When To Call An IT Professional

Call an IT professional if you find sensitive files shared broadly, if an employee or vendor recently left and you are not sure what they can still access, if your team uses a mix of personal and business cloud accounts, or if you need company-wide sharing rules. A managed Microsoft 365 or Google Workspace setup can enforce better defaults, restrict external sharing, require expiration for certain links, and make offboarding much cleaner.

This is also worth a professional review after a suspected email compromise. If an attacker accessed a mailbox or cloud account, file-sharing links, mailbox rules, forwarding settings, OAuth app permissions, and saved sessions should all be checked together.

A Simple Office Policy That Works

Use this as a practical baseline:

  • Share private business files with named people, not public links.
  • Use viewer access unless editing is required.
  • Use expiration dates for vendors, projects, quotes, and temporary work.
  • Review shared accounting, HR, customer, and vendor folders monthly.
  • Remove access during employee and vendor offboarding.
  • Keep company files in company-owned accounts, not personal cloud storage.

Need help cleaning up cloud sharing without locking out the people who still need files?
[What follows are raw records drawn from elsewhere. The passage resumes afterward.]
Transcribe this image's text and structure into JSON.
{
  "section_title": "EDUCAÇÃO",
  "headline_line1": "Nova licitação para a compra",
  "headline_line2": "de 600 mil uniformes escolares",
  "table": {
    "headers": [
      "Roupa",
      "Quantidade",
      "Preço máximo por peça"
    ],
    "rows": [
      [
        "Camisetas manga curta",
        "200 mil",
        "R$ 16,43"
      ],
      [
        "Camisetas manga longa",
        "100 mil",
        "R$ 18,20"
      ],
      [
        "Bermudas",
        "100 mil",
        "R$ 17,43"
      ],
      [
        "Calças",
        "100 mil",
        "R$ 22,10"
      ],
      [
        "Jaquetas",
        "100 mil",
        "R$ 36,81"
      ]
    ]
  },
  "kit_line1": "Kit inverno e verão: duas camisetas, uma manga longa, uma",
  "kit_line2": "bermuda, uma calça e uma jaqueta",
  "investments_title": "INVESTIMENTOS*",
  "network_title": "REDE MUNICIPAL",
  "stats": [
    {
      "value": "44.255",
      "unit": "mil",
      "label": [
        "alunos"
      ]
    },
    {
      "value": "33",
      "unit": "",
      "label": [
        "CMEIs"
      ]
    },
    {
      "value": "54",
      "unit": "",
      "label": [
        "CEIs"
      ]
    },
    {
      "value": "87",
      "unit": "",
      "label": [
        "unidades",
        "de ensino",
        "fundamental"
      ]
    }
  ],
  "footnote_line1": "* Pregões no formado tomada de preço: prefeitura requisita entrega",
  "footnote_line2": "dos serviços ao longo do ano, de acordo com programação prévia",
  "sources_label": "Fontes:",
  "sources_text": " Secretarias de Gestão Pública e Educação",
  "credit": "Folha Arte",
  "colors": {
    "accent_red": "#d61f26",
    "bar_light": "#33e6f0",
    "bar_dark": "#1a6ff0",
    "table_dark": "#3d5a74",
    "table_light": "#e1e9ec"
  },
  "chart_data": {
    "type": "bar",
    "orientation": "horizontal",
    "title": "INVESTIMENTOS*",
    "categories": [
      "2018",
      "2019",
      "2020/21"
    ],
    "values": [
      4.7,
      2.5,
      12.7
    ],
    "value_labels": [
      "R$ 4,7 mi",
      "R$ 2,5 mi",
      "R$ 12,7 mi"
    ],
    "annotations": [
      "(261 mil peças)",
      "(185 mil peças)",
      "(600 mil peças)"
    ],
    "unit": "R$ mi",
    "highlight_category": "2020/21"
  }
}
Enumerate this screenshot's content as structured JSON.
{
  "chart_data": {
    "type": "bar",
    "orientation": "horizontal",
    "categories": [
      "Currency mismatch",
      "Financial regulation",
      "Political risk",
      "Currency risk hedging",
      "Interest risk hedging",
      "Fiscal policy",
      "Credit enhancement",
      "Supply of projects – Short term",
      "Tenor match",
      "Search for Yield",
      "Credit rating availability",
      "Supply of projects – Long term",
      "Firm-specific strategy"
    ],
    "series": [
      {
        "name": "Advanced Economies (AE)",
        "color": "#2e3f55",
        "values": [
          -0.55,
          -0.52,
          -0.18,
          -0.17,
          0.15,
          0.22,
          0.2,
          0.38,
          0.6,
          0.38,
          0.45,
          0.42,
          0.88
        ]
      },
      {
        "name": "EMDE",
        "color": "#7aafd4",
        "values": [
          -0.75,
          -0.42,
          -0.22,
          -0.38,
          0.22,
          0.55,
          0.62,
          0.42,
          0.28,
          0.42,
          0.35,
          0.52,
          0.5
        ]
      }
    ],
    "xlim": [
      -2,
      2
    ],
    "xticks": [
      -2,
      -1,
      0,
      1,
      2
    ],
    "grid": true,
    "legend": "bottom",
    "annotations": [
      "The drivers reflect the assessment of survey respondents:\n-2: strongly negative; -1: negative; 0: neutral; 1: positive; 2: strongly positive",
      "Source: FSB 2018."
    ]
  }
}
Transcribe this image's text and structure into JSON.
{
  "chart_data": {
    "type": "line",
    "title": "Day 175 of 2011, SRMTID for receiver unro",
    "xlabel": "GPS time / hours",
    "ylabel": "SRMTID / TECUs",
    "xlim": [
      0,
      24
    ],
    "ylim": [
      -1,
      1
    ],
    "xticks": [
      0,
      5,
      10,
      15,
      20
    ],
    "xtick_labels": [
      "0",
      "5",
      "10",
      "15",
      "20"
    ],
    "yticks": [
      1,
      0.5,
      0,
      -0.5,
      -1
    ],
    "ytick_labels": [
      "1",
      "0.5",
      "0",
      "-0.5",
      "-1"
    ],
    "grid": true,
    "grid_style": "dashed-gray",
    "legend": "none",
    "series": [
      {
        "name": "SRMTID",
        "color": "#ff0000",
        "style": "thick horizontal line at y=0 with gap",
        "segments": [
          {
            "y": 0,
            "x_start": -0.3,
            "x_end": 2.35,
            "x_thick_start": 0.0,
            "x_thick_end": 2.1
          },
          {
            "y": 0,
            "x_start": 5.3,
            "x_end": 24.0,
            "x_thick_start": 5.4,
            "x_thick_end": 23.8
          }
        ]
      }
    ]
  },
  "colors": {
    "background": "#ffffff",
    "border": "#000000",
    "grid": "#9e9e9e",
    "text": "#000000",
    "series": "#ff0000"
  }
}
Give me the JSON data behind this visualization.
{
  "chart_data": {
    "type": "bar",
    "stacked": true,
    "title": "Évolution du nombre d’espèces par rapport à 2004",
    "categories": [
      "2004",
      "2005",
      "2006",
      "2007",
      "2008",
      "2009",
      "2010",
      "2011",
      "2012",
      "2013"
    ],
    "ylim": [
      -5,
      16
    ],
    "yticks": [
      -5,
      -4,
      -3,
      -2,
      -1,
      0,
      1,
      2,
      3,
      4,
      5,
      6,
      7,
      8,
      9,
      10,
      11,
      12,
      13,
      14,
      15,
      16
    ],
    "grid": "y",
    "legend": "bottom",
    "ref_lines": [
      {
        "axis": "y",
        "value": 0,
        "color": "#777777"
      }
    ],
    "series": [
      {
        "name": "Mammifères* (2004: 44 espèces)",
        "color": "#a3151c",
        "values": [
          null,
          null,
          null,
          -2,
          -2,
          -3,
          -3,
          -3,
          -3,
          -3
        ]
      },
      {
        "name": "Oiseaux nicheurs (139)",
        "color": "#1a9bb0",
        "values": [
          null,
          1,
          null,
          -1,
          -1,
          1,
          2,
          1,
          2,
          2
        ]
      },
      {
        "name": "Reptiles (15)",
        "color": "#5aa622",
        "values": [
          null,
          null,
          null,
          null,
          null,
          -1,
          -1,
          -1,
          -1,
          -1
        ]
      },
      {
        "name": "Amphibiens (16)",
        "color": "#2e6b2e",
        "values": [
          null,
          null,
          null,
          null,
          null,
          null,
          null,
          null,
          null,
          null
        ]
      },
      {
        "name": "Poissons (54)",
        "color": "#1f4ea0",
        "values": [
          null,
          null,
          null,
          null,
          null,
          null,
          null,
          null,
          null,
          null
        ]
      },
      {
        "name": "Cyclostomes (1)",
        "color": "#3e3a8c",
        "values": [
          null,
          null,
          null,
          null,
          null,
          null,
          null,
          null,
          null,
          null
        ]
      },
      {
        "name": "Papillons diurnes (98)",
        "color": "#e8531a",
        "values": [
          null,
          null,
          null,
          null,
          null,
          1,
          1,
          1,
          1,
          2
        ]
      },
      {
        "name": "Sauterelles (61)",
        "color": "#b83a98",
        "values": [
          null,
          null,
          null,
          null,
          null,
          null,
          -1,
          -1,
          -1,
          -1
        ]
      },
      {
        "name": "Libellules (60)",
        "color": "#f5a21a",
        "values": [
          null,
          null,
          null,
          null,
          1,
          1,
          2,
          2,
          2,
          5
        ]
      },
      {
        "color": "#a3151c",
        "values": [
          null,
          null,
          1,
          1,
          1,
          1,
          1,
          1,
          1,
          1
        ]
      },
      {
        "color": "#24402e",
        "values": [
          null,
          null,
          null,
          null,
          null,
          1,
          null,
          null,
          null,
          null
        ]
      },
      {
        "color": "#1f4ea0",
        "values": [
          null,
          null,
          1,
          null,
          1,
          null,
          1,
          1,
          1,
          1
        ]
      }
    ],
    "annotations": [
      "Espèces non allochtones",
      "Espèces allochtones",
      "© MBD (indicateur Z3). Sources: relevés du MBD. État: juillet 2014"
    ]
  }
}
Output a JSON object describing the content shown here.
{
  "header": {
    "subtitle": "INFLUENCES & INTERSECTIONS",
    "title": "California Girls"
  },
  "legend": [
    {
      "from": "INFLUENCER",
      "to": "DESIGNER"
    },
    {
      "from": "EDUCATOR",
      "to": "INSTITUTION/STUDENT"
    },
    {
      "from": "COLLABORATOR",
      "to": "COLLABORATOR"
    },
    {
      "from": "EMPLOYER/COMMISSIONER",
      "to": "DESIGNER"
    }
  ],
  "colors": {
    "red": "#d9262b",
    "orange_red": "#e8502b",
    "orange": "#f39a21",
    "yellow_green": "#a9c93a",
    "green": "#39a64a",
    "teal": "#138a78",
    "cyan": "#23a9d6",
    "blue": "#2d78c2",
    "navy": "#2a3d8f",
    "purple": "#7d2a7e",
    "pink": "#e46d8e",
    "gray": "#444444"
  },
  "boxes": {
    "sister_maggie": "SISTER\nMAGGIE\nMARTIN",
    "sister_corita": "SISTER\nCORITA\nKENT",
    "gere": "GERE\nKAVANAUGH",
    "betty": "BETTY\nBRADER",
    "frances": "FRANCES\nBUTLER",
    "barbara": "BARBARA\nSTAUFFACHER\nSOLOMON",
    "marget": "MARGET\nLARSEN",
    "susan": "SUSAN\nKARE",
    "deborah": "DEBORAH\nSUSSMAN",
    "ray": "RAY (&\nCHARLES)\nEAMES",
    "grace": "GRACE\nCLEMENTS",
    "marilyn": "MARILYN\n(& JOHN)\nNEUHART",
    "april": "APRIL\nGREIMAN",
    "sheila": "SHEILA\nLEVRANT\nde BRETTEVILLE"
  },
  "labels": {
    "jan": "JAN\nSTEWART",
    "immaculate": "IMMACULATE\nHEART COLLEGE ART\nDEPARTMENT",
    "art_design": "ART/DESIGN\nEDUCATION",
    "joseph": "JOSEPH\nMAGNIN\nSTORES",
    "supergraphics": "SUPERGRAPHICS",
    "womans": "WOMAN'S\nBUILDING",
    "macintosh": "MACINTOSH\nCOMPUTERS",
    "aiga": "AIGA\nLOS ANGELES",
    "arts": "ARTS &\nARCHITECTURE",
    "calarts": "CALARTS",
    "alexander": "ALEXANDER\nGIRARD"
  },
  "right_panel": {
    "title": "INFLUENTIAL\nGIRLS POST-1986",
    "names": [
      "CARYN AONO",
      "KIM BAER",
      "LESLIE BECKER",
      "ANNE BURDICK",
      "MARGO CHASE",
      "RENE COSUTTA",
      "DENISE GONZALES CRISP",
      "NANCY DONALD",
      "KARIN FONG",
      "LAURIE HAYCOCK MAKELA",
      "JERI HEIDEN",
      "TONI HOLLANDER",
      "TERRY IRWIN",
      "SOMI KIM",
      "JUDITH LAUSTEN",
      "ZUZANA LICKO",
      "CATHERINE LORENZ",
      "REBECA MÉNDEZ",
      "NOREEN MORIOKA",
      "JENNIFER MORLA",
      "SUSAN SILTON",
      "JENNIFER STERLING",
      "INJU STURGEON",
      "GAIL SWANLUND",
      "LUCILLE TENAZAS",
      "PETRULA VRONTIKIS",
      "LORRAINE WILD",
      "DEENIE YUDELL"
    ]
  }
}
Contact The IT Guys for practical local support.

Sources

FAQ

Is “anyone with the link” always unsafe?

No. It can be fine for public documents such as flyers, menus, public forms, and general marketing files. It is risky for private business files, customer information, payroll, tax documents, contracts, and internal records.

Should I remove every old sharing link?

Remove links that no longer have a clear purpose. For active clients, vendors, or staff, first confirm what they still need so you do not interrupt work.

What is the safest default permission?

For most shared business files, use named people and viewer access by default. Add edit permission only when someone truly needs to change the file.